開通式典(挨拶、祝辞など)は身延山IC付近の和田トンネル本線上、開通セレモニー(鋏入れ・くす玉開き、通り初め)は身延山IC付近の本線上で執り行います。主催は国土交通省関東地方整備局、山梨県、身延町、南部町です。
和田トンネル内から、身延山IC方面を見てみます。インターチェンジのナンバリングとして、2に南部IC、2-2として身延山IC、3に下部温泉早川ICが振られています。
身延山ICは、地方公共団体が主体になり整備した地域活性化インターチェンジです。
10時よりトンネル本線上で開通式典が始まり、来賓など関係者およそ130名が列席しました。開式、挨拶、国会議員による祝辞、登壇者・来賓紹介、祝電披露、身延町長による御礼の挨拶、閉式と進みます。
長崎幸太郎山梨県知事は「中部横断道は物流の新たな大動脈となる重要な高速道路。山々に囲まれている本県にとっては長年待ち望んできた開通であり、経済や観光の活性化に計り知れない効果が期待される。中部横断道が国土の横断軸としてさらにその真価を発揮するために、残る山梨長野間を確実につなげることが重要」と語りました。
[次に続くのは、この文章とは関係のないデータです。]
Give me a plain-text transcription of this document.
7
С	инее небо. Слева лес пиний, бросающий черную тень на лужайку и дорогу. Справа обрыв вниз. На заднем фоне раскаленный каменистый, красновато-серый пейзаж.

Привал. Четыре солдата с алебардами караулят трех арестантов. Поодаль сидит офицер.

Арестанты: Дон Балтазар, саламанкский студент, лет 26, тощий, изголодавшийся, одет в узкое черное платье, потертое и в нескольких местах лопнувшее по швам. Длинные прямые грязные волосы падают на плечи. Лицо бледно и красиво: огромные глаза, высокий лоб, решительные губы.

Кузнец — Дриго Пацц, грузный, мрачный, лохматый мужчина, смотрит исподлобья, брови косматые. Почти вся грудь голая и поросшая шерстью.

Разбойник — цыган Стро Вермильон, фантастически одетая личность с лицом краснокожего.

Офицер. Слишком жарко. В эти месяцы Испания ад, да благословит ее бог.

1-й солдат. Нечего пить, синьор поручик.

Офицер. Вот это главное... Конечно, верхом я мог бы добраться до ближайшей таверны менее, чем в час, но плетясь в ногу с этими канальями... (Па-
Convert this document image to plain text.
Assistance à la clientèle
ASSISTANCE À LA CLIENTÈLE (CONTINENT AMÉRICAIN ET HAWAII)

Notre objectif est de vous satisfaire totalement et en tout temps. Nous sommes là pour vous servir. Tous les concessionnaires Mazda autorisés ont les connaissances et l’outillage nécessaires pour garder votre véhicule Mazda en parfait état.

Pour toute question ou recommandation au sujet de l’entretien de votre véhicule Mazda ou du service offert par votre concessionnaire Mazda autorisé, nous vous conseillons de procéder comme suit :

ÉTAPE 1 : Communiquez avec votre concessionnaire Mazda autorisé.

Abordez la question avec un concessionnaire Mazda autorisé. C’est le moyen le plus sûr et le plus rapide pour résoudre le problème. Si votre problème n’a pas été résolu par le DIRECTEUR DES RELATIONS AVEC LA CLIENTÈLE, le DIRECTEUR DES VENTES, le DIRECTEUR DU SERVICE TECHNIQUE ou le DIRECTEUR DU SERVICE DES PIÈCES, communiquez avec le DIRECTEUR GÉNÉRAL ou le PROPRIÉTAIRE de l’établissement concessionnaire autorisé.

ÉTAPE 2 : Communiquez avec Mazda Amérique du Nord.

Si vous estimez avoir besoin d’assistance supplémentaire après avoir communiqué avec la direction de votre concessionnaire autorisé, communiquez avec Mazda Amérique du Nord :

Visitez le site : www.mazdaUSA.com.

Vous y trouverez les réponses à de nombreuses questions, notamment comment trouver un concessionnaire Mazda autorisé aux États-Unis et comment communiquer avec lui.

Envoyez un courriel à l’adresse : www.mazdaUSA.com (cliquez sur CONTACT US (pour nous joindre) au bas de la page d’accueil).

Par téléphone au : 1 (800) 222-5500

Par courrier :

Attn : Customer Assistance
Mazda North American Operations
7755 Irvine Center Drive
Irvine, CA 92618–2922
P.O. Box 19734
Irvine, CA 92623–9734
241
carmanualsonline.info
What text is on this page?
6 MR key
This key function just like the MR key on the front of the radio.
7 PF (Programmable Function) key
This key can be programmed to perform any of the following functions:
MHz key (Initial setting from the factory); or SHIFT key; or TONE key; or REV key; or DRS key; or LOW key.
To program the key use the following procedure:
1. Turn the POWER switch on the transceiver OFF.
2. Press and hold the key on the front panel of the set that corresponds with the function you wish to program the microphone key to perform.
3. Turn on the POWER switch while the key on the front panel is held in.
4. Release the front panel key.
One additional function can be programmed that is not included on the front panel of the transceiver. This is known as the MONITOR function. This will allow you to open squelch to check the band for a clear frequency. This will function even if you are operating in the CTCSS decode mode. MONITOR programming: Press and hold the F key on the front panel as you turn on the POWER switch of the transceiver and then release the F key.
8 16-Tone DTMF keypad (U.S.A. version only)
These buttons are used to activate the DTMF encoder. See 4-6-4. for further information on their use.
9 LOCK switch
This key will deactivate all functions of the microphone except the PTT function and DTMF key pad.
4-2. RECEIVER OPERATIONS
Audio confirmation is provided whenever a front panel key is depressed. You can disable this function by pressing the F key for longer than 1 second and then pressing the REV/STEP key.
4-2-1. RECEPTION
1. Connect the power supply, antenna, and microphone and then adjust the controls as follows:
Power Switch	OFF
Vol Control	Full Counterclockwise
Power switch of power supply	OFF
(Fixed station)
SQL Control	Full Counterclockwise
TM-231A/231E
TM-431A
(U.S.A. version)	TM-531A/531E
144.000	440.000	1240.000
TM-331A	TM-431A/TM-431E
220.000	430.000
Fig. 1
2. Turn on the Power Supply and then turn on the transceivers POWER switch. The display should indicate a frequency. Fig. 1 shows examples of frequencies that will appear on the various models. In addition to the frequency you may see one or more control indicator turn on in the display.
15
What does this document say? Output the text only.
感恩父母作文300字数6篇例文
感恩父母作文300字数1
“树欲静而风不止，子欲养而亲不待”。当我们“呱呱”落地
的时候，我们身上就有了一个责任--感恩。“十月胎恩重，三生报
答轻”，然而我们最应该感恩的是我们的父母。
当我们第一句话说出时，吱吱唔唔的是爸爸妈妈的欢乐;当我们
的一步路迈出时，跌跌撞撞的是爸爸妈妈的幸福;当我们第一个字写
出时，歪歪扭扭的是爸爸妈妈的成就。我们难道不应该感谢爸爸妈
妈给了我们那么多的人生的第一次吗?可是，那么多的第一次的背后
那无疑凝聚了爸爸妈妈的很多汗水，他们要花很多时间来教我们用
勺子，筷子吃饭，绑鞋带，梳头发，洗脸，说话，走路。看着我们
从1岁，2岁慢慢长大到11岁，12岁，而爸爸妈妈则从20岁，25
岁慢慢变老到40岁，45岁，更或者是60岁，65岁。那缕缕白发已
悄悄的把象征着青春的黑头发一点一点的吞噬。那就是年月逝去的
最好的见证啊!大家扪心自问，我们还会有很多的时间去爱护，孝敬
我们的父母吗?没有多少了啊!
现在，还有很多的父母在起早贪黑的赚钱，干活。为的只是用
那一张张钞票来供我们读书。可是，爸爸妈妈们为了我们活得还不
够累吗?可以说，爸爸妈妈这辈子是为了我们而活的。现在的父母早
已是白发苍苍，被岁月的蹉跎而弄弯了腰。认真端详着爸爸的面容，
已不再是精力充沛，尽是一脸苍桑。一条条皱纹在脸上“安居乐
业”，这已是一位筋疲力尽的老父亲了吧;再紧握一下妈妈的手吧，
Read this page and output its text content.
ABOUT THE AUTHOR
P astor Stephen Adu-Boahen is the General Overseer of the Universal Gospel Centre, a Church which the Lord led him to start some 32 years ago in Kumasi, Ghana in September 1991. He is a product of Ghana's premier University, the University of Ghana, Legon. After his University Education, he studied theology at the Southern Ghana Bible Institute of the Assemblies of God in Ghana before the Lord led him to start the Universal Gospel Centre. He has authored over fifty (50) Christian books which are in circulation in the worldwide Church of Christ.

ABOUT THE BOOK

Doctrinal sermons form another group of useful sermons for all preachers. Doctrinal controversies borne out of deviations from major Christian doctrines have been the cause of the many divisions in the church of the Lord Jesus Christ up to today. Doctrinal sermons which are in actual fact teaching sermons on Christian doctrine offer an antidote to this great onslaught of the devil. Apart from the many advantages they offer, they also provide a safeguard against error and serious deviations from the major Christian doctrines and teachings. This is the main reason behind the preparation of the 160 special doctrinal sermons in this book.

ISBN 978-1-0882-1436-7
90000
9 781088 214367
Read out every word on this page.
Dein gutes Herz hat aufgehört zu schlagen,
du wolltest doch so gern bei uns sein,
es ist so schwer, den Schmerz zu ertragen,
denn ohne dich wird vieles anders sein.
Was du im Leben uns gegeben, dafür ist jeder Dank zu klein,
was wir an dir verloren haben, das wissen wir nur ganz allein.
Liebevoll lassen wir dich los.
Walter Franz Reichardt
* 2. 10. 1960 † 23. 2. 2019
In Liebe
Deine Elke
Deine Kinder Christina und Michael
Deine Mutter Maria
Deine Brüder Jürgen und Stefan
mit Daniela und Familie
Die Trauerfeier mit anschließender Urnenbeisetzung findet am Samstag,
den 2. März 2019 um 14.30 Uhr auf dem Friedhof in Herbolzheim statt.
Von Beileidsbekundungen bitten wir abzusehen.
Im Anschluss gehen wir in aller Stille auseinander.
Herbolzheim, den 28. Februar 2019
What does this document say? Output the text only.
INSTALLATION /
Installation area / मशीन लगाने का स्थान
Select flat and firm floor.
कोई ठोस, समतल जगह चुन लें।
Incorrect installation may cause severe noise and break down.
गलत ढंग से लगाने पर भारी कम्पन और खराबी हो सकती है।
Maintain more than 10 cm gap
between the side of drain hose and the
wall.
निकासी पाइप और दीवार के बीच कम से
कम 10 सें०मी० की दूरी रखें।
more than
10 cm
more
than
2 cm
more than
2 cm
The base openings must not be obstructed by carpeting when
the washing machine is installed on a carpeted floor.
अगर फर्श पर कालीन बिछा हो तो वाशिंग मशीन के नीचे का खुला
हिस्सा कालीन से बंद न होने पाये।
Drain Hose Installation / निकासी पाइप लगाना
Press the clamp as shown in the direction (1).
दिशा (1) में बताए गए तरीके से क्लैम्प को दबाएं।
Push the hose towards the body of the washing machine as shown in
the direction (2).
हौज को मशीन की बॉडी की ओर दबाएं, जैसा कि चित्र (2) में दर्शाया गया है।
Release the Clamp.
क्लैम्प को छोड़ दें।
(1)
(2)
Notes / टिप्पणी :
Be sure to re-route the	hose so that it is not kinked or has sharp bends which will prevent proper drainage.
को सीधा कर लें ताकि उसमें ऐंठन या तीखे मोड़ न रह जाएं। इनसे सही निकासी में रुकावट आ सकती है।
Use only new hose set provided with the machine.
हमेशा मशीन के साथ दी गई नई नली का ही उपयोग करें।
川勝平太静岡県知事は「中部横断道は絶景を楽しむ道路。全線開通は、ふじのくに一体化への大きな一歩」と述べました。
11時30分、開通セレモニーとして、鋏入れ・くす玉開きが行われました。
左に富士の国やまなし観光キャラバン隊長の武田菱丸、右には今年誕生したばかりの山梨県身延町マスコットキャラクターみのワンが立ち、開通セレモニーを彩ります。
引き続いて、通り初めになります。
警察車両の直後には、富士界隈ならではの陸上自衛隊による通信車両が続きます。
通り初めの動画です。
通り初めの後に続き、身延山ICから南部ICまでの本線約5.2kmを車で静岡方面へ移動します。
南部ICで折り返してきた通り初め車両とすれ違います。
走行すると、トンネルと橋梁が繋がっている箇所の多さに気づき、工事の困難さを理解できます。
富士川大橋を渡ります。
南部ICには道の駅なんぶが併設され、SAの役割を担います。
開通区間を走行したタイムラプス動画です。
2021年8月29日16時、中部横断自動車道 南部IC─下部温泉早川ICが開通しました。